I began to cry even before I got to the race. Amy, my nephew’s fiancee asked me why I become so emotional…she was curious what part of the event makes me cry. I explained to Amy that the biggest reason I cry is that I am alive, and two years ago I didn’t think I would be here today. But mostly I cry for ALL OF YOU, my blog readers!! I know your stories – the breasts you have lost, the children that you pray you will see grow up, the relationships that have supported you through it all, the relationships you have lost, and what you had to suffer through surgeries, chemotherapy and radiation. And the biggest of all, the fear you now have to live with on a daily basis that IT will come back.

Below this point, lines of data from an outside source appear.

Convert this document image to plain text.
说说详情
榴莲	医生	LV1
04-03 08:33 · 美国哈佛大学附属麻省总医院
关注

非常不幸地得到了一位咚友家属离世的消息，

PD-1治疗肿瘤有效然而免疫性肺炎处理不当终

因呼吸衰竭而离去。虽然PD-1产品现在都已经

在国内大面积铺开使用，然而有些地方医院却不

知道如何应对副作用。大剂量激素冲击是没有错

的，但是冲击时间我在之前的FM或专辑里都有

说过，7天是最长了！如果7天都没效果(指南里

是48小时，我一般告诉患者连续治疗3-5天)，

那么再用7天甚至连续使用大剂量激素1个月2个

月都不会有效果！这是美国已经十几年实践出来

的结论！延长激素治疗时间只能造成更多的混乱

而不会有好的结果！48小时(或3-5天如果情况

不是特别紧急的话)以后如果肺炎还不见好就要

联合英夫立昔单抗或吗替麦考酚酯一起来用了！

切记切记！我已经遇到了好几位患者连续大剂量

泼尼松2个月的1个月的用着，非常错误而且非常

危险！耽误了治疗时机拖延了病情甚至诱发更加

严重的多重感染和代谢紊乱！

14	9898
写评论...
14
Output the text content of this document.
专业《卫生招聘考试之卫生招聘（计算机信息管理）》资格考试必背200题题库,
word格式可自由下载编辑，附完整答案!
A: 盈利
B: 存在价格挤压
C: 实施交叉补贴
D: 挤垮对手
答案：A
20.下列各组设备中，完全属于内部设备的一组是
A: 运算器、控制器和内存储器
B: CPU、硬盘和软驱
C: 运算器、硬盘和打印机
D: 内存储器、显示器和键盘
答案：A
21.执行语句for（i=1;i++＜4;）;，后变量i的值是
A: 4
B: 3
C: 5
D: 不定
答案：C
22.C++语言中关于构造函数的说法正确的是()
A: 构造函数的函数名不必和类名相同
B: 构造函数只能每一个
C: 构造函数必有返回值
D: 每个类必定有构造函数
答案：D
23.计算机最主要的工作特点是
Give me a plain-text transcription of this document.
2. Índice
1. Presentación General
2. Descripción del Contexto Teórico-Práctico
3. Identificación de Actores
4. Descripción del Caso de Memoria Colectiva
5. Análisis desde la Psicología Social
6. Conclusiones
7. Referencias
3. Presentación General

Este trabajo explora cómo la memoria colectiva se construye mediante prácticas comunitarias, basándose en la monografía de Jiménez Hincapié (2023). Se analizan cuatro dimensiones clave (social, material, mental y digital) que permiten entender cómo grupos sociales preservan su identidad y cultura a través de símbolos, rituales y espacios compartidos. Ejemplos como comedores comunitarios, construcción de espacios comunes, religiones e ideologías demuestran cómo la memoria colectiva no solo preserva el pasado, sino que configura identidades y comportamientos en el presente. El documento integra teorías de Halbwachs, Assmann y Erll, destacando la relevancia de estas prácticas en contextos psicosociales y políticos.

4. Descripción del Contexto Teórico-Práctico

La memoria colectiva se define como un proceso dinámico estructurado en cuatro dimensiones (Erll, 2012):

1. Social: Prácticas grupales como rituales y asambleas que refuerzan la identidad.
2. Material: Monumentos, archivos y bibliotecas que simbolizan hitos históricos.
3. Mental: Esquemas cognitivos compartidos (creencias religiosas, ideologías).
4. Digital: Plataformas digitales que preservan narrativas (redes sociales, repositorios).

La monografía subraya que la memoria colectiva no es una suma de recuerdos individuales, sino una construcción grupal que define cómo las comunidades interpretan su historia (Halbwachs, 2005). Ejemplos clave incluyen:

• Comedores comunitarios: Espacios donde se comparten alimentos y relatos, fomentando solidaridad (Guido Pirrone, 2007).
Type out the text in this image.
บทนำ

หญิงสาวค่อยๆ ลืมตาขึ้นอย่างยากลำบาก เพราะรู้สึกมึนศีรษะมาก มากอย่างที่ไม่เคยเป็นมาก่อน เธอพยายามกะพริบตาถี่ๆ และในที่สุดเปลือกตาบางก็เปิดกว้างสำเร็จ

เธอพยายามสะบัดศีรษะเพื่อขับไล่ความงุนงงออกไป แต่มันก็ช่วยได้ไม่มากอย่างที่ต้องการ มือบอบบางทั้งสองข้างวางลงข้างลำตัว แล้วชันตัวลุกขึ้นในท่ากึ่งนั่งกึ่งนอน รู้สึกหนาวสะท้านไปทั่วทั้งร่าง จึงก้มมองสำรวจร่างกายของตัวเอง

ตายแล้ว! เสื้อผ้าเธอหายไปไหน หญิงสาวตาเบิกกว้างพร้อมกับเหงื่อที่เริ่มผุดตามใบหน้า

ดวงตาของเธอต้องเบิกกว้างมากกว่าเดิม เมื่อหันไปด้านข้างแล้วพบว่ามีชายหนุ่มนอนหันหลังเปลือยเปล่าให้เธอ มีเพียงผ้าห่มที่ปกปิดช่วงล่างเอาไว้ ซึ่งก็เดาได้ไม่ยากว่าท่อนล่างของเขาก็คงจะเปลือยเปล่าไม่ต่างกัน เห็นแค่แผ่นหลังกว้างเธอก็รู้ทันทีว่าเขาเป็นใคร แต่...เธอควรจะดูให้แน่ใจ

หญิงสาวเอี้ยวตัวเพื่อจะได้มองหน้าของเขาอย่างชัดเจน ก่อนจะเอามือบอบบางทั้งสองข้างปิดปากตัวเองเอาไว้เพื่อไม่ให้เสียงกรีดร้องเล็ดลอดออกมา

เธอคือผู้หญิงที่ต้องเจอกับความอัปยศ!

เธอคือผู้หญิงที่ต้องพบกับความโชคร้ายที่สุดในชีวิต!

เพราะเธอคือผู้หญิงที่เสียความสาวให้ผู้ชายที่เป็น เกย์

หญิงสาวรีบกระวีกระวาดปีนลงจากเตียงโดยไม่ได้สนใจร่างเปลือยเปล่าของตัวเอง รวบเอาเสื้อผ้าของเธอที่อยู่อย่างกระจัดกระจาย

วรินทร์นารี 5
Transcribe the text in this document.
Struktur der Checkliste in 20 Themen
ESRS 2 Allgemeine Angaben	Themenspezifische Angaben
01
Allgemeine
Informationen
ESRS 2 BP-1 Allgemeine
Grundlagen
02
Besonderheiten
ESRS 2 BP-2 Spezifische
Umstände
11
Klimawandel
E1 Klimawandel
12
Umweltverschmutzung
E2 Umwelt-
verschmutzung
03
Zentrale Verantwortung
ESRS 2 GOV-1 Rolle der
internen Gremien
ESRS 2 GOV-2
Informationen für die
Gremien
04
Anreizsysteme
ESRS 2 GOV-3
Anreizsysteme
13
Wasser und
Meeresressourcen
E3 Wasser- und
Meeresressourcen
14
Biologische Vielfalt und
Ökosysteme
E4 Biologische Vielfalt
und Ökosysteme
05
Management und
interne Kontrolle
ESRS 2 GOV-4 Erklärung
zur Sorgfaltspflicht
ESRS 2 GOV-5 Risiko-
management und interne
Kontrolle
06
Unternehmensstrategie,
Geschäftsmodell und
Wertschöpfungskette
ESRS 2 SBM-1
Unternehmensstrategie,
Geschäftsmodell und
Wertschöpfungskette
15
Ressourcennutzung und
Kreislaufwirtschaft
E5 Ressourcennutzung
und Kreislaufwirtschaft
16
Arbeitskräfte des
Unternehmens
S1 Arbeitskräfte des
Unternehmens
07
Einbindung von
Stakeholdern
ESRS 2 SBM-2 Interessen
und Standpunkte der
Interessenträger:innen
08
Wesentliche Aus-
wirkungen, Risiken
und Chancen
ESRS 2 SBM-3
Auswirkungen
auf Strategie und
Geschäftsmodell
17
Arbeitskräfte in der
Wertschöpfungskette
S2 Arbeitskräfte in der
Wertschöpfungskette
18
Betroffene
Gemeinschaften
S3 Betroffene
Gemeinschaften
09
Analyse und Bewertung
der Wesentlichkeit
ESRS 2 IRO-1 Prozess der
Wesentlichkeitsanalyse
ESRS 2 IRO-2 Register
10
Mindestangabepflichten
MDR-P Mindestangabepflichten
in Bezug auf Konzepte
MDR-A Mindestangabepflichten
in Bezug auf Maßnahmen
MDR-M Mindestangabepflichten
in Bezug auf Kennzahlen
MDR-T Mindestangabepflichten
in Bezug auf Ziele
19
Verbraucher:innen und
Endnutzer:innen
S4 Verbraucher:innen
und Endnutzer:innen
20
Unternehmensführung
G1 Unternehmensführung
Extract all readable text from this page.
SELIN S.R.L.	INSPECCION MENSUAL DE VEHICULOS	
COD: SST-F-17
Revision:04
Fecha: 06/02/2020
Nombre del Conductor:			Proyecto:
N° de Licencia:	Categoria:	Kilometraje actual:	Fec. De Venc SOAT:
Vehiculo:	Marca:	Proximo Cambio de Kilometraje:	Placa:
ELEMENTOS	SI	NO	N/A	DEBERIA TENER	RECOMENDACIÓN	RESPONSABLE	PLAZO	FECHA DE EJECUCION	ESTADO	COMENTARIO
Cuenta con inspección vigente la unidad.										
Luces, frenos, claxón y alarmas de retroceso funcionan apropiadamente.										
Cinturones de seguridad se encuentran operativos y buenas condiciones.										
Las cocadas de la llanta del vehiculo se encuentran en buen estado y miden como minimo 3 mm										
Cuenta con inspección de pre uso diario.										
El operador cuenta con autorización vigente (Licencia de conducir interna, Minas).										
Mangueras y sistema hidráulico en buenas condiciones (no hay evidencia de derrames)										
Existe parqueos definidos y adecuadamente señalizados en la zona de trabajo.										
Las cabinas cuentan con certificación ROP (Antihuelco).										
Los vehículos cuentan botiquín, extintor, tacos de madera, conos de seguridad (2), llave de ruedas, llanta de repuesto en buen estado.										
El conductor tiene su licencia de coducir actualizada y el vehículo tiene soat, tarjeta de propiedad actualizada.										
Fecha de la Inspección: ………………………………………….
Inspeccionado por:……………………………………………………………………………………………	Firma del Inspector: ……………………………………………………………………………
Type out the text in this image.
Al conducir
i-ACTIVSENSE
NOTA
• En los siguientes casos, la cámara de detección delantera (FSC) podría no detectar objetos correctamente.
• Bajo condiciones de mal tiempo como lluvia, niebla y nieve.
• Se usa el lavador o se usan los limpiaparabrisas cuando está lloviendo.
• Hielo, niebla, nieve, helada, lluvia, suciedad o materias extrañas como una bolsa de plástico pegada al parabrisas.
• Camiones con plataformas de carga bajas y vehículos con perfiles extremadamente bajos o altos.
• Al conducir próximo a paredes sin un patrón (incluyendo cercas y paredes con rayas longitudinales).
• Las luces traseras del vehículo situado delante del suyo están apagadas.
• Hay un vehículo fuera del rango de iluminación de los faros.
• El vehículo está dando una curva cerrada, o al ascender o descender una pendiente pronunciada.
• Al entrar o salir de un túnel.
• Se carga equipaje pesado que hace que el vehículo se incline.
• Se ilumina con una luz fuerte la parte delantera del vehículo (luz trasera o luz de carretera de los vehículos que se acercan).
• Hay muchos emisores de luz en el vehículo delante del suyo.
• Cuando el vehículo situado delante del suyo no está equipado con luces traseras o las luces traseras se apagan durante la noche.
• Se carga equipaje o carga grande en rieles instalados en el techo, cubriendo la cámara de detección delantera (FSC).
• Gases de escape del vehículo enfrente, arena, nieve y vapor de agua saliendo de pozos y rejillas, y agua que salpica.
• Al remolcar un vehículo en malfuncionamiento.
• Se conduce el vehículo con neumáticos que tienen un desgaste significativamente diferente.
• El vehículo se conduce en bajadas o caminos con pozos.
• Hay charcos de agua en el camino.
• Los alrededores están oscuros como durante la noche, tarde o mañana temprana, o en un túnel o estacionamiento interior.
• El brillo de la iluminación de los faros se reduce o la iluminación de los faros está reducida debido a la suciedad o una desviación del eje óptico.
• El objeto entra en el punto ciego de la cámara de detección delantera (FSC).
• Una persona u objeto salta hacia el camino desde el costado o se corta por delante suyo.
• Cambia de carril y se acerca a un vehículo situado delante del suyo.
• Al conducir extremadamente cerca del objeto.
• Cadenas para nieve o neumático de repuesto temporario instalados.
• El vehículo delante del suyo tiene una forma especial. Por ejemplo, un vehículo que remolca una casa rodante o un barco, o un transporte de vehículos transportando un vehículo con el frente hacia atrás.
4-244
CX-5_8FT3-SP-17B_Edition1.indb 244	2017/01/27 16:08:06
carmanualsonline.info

Your stories are embedded on my heart. All of you walked with me today. Standing with those over 500 survivors as we posed for the televised group picture from those newly diagnosed up to a 49 year survivor, tears once again poured down my face and the faces of many other women near me. The woman on my right was a Stage IV breast cancer patient, first diagnosed in 2002 at age 37 and now on yet another chemo drug. Her vibrancy and hope gave me more courage. The woman in front of me was a 23 year survivor. I asked her if she ever forgets. She said, “No, I see it in the mirror every day.” The woman on my left was a Stage 3 Triple Negative Survivor who was also a nurse. She said if it were not for Komen, she would not be alive today because of all the research dollars for Triple Negative Cancer funded by Komen.
Over one BILLION dollars for research has been raised by Komen since its inception in 1982. In 2012 alone, the University of Michigan Breast Care Center where I receive treatment received over $4 million dollars for research money from Komen. My Oncologist has been a Scientific Advisor and a Komen Scholar for National Komen. Since 2010, he has received $250,000 each year from Komen for research. He explained to me where he directs those research dollars at University of Michigan. He sings Komen’s praises and tells me about the tenacity of Nancy Brinker, the founder, as he works with her. I trust him. There may be plenty of things to find fault with about Komen. We’ve all read about plenty of them. But Komen helped save my life, and I am grateful.
Many of you may feel exploited by all of the pinkwashing that goes on. Certainly, I do sometimes. First I felt angry and explored the hate-Komen philosophy, but after doing plenty of research and asking my Oncologist a lot of questions, I then realized I would rather be a little exploited, than to go back to the 1960s when my beautiful Aunt Rosemary, wife of my father’s brother, had breast cancer when she was a young mom of four in her 30s.
No one talked about it–family members only whispered about breast cancer in hushed tones like she was a leper. She had no support system and was drastically disfigured by the radical surgery methods then. There were no drugs. She had Cobalt treatments – the precursor to radiation as we know it. She survived against all odds and against what she was told by her doctors, “Get your affairs in order and find a home for your children.” She and my uncle divorced after breast cancer and she raised those four children alone. No one talked about the why of the divorce. Now I understand.
Always, I admired her as Aunt Rosemary could be so strong, yet so kind and compassionate to all she met. Aunt Rosemary had reconstructive surgery 40 years later when she had insurance that would pay for it because, she told me, “…the power of Komen.” After surgery, she said she finally felt whole after all those years. Then she found love again at age 70. She died NOT from breast cancer when she was in her mid-70s about 10 years before my diagnosis. I cried for Aunt Rosemary today, too, as her spirit walked with us.